While we perceive the museum of natural history to be alternately a research laboratory or a place of public education, they [the early collectors] understood it to be a repository of the collective imagination of their society.
Impey, O. R. Oliver R et al. The Origins of Museums: The Cabinet of Curiosities in Sixteenth and Seventeenth-Century Europe. Oxford [Oxfordshire]: Clarendon Press, 1985.

I haven't been able to obtain a copy of this book yet, but I think it would be extremely useful for my research and sounds like it's exactly what I'm looking for.

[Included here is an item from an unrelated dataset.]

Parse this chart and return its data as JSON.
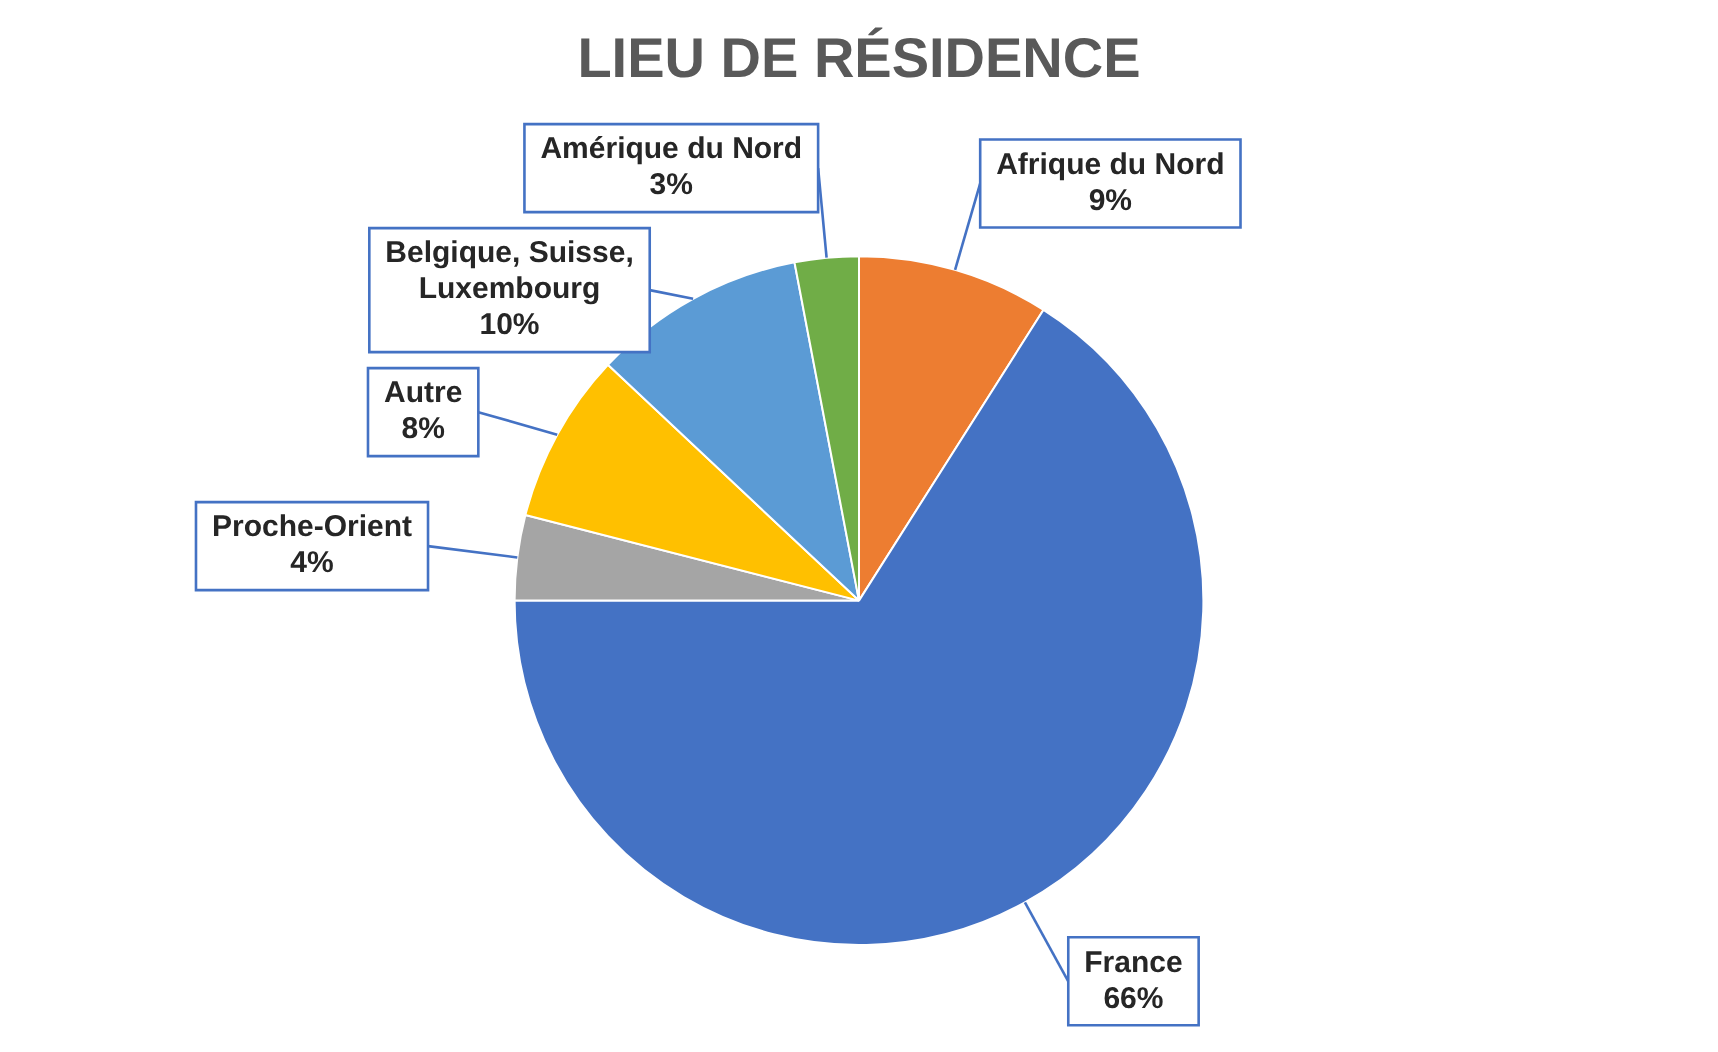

Mullaney, Steven. “Strange Things, Gross Terms, Curious Customs: The Rehearsal of Cultures in the Late Renaissance.” Representations No. 3 (1983). 7 Mar 2009 <http://wf2dnvr11.webfeat.org/>.

Mullaney depicts the wunderkammern or wonder cabinets of the late Renaissance as emblems of the spirit of collection during that time. He argues that these collections were not the forerunners of natural history museums, as they represented a completely different impulse; while the wonder cabinet was a random, disordered display of anything strange or marvellous, museums represented the attempt to order, categorize, and explain natural phenomenon. This article offers a thorough exploration of the Renaissance desire for strange things, although it only focuses on wonder cabinets in the first section.